While scraping web data, I am having 'ascii'
encoding issues such as:
UnicodeEncodeError: 'ascii' codec can't encode characters in position 20-22: ordinal not in range(128)
,
and I came across this controversial solution which some say is dangerous:
import sys
reload(sys)
sys.setdefaultencoding('utf-8')
please see here: Why should we NOT use sys.setdefaultencoding("utf-8") in a py script?
I am using Beautiful Soup
, and my app indexes text collected in different languages, such as german and french, besides english.
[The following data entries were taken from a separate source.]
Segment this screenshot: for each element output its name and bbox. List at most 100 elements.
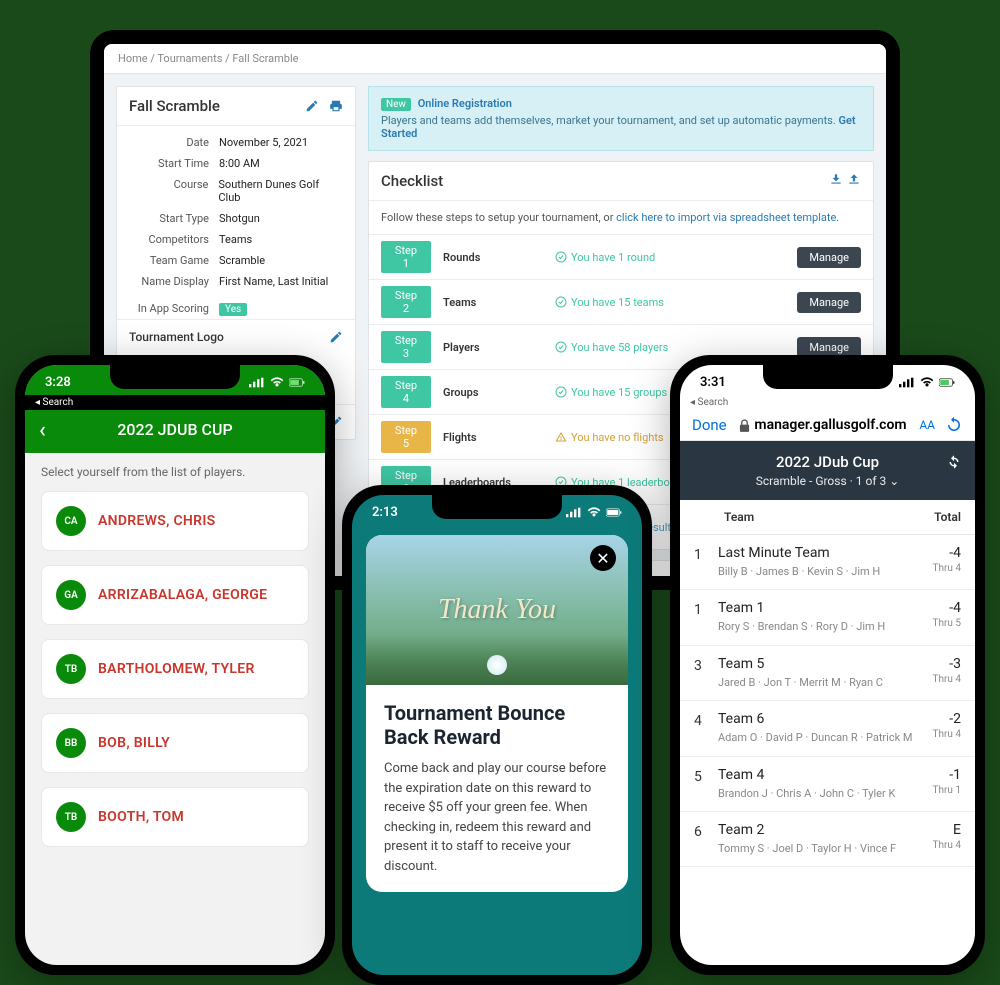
done-button[interactable]: Done <box>692 416 727 434</box>
leaderboard-row[interactable]: 4 Team 6Adam O · David P · Duncan R · Pa… <box>680 701 975 756</box>
page-title: 2022 JDUB CUP <box>117 420 232 439</box>
player-card[interactable]: BB BOB, BILLY <box>41 713 309 773</box>
leaderboard-subtitle[interactable]: Scramble - Gross · 1 of 3 ⌄ <box>692 474 963 488</box>
leaderboard-columns: Team Total <box>680 500 975 535</box>
detail-value: November 5, 2021 <box>219 136 308 149</box>
back-icon[interactable]: ‹ <box>39 418 46 443</box>
rank: 4 <box>694 711 718 745</box>
detail-value: Teams <box>219 233 252 246</box>
breadcrumb[interactable]: Home / Tournaments / Fall Scramble <box>104 44 886 74</box>
leaderboard-row[interactable]: 1 Team 1Rory S · Brendan S · Rory D · Ji… <box>680 590 975 645</box>
player-name: BARTHOLOMEW, TYLER <box>98 661 255 677</box>
manage-button[interactable]: Manage <box>797 292 861 313</box>
player-name: ANDREWS, CHRIS <box>98 513 216 529</box>
wifi-icon <box>586 507 602 518</box>
download-icon[interactable] <box>829 172 843 186</box>
manage-button[interactable]: Manage <box>797 247 861 268</box>
team-members: Adam O · David P · Duncan R · Patrick M <box>718 730 933 745</box>
leaderboard-header: 2022 JDub Cup Scramble - Gross · 1 of 3 … <box>680 441 975 500</box>
detail-row: Name DisplayFirst Name, Last Initial <box>117 271 355 292</box>
player-card[interactable]: CA ANDREWS, CHRIS <box>41 491 309 551</box>
rank: 5 <box>694 767 718 801</box>
edit-icon[interactable] <box>329 330 343 344</box>
phone-player-select: 3:28 ◂ Search ‹ 2022 JDUB CUP Select you… <box>15 355 335 975</box>
search-back-link[interactable]: ◂ Search <box>680 395 975 410</box>
url-display[interactable]: manager.gallusgolf.com <box>737 417 910 433</box>
team-name: Team 5 <box>718 656 933 672</box>
refresh-icon[interactable] <box>945 416 963 434</box>
new-badge: New <box>381 98 411 111</box>
team-name: Team 1 <box>718 600 933 616</box>
print-icon[interactable] <box>329 99 343 113</box>
import-spreadsheet-link[interactable]: click here to import via spreadsheet tem… <box>616 211 836 224</box>
detail-value: Shotgun <box>219 212 260 225</box>
phone-reward: 2:13 ✕ Thank You Tournament Bounce Back … <box>342 485 652 985</box>
reward-body: Come back and play our course before the… <box>384 759 610 876</box>
checklist-step: Step 1 Rounds You have 1 round Manage <box>369 234 873 279</box>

This is the snippet generating ocasional errors:
for page in pages:
try:
c = urllib2.urlopen(page)
except:
print "Could not open %s" % page
continue
soup = BeautifulSoup(c.read())
traceback:
soup = BeautifulSoup(c.read())
File "/Library/Python/2.7/site-packages/BeautifulSoup.py", line 1522, in __init__
BeautifulStoneSoup.__init__(self, *args, **kwargs)
File "/Library/Python/2.7/site-packages/BeautifulSoup.py", line 1147, in __init__
self._feed(isHTML=isHTML)
File "/Library/Python/2.7/site-packages/BeautifulSoup.py", line 1189, in _feed
SGMLParser.feed(self, markup)
what is the safest way of scraping my data here without enconding issues?